Today was going ok until my agency rep told me that far from escalating the issue to the HR agency who handles all the contractors at Amazon, she could not locate any information on them whatsoever – for internal eyes only. So I spent an hour on the wiki, looking for an office so I can escalate to HR (I have no discernible boss or manager or FTE who will respond to my attempted escalations), and I found nothing. A few doorways I didn’t have permissions into.
So basically, despite being subjected to shitty and dehumanizing working conditions for a tech job for an extremely rich company, I have no way to tell someone about it and try to get some better conditions. All part of the plan I’m sure. There’s a blank, grey impenetrable wall of nothingness, no footholds. It reminds me of the evil, scary, awful planet in “A Wrinkle in Time.” When I go to work there every day, I see huge crowds of similar-looking and similar-dressed people pushing and shoving to get inside. No one is smiling. No one wants to talk or make eye contact. Everyone is engrossed in their phone. People face away from each other in the elevator. In the giant lobby of my building we stand crushed together like it’s Pike Place Market, with dogs and umbrellas. I go into the crowded elevator people push and shove past me to get in and out of, then I walk to my desk in a tiny, windowless, brightly-fluorescently-lit room crammed to the gills with 15 temps. We have terrible ergonomics and no supplies. Some wait around for days, doing nothing, waiting for permissions. Sometimes we have fun and sometimes its a shouting contest. It’s hot and stuffy, there’s little airflow and oh by the way, there’s a nearly empty room right next door. No one knows why we can’t use that, everything is just the way it is, and no one on the floor I work on has power over anything. In the lunchroom I overhear conversations about buying things, kids, and sports.

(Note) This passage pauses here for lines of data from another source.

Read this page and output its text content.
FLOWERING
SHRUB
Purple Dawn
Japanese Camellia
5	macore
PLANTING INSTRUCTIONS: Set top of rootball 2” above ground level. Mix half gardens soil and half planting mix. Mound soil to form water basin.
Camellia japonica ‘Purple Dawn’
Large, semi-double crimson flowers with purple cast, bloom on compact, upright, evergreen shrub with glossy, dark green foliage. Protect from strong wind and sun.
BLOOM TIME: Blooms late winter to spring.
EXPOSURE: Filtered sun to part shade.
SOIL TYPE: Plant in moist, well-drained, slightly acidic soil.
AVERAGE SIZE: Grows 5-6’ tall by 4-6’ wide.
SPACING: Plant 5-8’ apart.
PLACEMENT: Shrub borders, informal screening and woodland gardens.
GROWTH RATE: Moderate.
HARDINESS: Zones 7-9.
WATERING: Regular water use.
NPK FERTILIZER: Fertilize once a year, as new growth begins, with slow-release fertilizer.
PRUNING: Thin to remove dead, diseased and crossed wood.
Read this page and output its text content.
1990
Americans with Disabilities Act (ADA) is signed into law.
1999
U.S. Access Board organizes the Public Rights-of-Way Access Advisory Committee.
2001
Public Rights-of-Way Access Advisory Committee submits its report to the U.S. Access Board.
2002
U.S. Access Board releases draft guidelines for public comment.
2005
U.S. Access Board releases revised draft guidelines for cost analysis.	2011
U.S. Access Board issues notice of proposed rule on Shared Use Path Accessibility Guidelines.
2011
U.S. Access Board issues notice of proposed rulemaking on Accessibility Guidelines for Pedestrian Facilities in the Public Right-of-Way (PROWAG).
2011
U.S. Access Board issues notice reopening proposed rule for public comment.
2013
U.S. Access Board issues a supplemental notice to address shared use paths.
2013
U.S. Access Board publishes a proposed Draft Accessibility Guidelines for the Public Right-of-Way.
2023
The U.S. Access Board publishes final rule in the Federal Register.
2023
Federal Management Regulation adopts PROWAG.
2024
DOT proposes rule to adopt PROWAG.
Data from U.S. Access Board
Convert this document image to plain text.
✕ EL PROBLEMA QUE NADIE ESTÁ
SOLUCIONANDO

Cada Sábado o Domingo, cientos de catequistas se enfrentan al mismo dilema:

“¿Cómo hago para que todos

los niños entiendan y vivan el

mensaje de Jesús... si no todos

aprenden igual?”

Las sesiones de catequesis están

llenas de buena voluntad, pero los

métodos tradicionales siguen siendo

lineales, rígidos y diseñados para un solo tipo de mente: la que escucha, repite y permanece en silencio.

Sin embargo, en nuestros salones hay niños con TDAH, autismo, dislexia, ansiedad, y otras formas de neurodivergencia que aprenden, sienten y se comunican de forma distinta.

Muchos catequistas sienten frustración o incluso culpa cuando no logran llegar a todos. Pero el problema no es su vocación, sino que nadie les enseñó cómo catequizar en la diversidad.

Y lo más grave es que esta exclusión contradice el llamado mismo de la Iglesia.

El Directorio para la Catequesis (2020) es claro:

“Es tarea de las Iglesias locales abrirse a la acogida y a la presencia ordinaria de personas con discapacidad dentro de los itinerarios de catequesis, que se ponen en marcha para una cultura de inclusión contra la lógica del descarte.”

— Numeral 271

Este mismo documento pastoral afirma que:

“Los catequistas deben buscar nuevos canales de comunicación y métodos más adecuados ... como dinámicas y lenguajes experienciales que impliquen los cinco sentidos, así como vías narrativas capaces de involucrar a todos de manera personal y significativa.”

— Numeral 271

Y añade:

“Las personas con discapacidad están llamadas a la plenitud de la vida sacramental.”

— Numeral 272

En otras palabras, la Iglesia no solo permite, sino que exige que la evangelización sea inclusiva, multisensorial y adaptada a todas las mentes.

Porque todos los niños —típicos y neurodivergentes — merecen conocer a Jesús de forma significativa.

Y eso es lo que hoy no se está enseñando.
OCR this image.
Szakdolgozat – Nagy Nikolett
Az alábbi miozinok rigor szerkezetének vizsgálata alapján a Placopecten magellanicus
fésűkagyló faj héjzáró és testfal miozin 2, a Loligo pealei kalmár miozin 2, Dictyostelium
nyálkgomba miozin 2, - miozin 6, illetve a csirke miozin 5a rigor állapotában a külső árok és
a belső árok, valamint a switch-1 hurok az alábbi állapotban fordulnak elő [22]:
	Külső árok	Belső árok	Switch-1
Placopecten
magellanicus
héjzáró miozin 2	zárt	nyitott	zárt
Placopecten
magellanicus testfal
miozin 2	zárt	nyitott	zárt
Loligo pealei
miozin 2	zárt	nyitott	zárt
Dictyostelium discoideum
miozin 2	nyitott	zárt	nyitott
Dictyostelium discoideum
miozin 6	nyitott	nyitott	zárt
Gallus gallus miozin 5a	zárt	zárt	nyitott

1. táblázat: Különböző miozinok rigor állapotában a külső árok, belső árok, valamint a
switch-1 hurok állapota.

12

As an anxious person who is afraid of crowds, afraid of dystopian corporate run futures, afraid of cookie cutter behavior, afraid of rich people, afraid of emotionless drones, afraid of suffocation and tight spaces and lots of other people at once, afraid of loud noised and whose deepest insecurities and needs are triggered by being disdainfully shut out of the flow of information and social interaction, it’s hell on earth. All day every day I sit in panic, knowing I can’t quit and still support myself. I look for other jobs but this economy is so shitty, I’ve lost hope I’ll ever find one. I worry that this is spreading – this is how it is. There are no more windows, there are no more HR departments, there are no more unions or workers rights. This is the future and I am in it. Corporations hold the purse strings and run the world. The landscape surrounding me is full of cardboard condos, construction, dirt, and exhaust. I can’t imagine an uglier place. At least a slum has the excuse of being POOR – there is SO MUCH MONEY being made here. Why is it so insanely over the top aesthetically and spiritually disgusting?
All I see is endless gray despair now, even when I’m at home. Even with a friend. There are no footholds. I used to be desperate for other options, but now I just want to go to sleep and stop feeling like the air around me is crushing me, for one second.